Danny Cavanagh : C'était une possibilité mais nous avons décidé de rester ensemble, unis, sur le chemin qui nous a amené jusqu'ici et qui nous conduira vers d'autres horizons. Tout simplement. Et je suis heureux de cette décision !
Ju de Melon : Quel a été le moment le plus "difficile" pendant ces 7 ans de "silence" (relatif puisque le groupe a tout de même sorti un album acoustique en 2008) ?
Danny Cavanagh : Oh tu sais, cela n'a plus d'importance, le fait est que nous sommes là aujourd'hui et que nous avons fait un bon album. Nous avons décidé de continuer, plus forts que jamais, et c'est tout ce qu'il faut retenir. Tout ce qui a été "difficultés" pendant ce laps de temps doit rester personnel, entre nous...
Ju de Melon : Lorsque que vous avez mis 3 chansons de ce nouvel album en téléchargement sur votre site, pensais-tu à l'époque sortir ce CD uniquement sous format digital par exemple (comme certains groupes le font aujourd'hui) ?

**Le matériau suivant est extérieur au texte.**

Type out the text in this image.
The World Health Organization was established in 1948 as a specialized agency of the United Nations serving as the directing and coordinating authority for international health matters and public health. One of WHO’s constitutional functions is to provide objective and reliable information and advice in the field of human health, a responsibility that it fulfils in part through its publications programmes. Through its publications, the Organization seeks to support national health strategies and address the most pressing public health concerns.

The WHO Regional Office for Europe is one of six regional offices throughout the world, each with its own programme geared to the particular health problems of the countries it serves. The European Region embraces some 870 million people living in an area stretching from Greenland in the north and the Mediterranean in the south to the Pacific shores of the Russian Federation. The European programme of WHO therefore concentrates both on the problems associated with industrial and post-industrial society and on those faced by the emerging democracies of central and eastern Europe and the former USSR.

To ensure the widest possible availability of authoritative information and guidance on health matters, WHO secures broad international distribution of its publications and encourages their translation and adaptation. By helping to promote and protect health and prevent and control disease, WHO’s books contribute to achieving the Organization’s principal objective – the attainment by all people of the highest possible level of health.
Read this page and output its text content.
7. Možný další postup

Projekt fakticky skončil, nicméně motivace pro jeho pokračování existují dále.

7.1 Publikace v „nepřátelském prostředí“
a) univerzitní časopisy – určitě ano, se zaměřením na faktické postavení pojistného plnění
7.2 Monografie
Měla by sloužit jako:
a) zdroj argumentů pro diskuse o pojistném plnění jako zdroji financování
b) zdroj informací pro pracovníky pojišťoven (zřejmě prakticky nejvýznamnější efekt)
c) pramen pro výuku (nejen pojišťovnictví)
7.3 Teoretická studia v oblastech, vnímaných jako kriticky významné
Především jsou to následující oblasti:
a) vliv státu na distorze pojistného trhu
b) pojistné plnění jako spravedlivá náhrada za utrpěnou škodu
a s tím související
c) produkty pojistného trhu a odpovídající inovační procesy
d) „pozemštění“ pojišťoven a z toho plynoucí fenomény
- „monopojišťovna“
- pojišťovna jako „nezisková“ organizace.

Danny Cavanagh : Non, je n'ai jamais pensé faire ça. Nous faisons des albums, des vrais, et les groupes font des albums... Nous avons donc fait un album, comme prévu ! Puis ces titres mis en ligne n'étaieint pas les versions définitives, nous avons fait cela pour attirer l'attention et intéresser quelques labels en vue d'une sortie future. Et ça a bien fonctionné au final.
Ju de Melon : Et quand Kscope, votre nouveau label, a décidé de s'intéresser à vous, vous avez dû vous sentir tous un peu "soulagés"...
Danny Cavanagh : Je ne pense pas que "soulagé" soit le mot, disons que nous étions juste très heureux d'être de retour dans le jeu, de faire de la promotion, de parler avec les gens de notre musique, de contempler le CD et son coffret ou de lire les différentes réactions. C'était vraiment une bonne sensation, je suis content de revivre ça !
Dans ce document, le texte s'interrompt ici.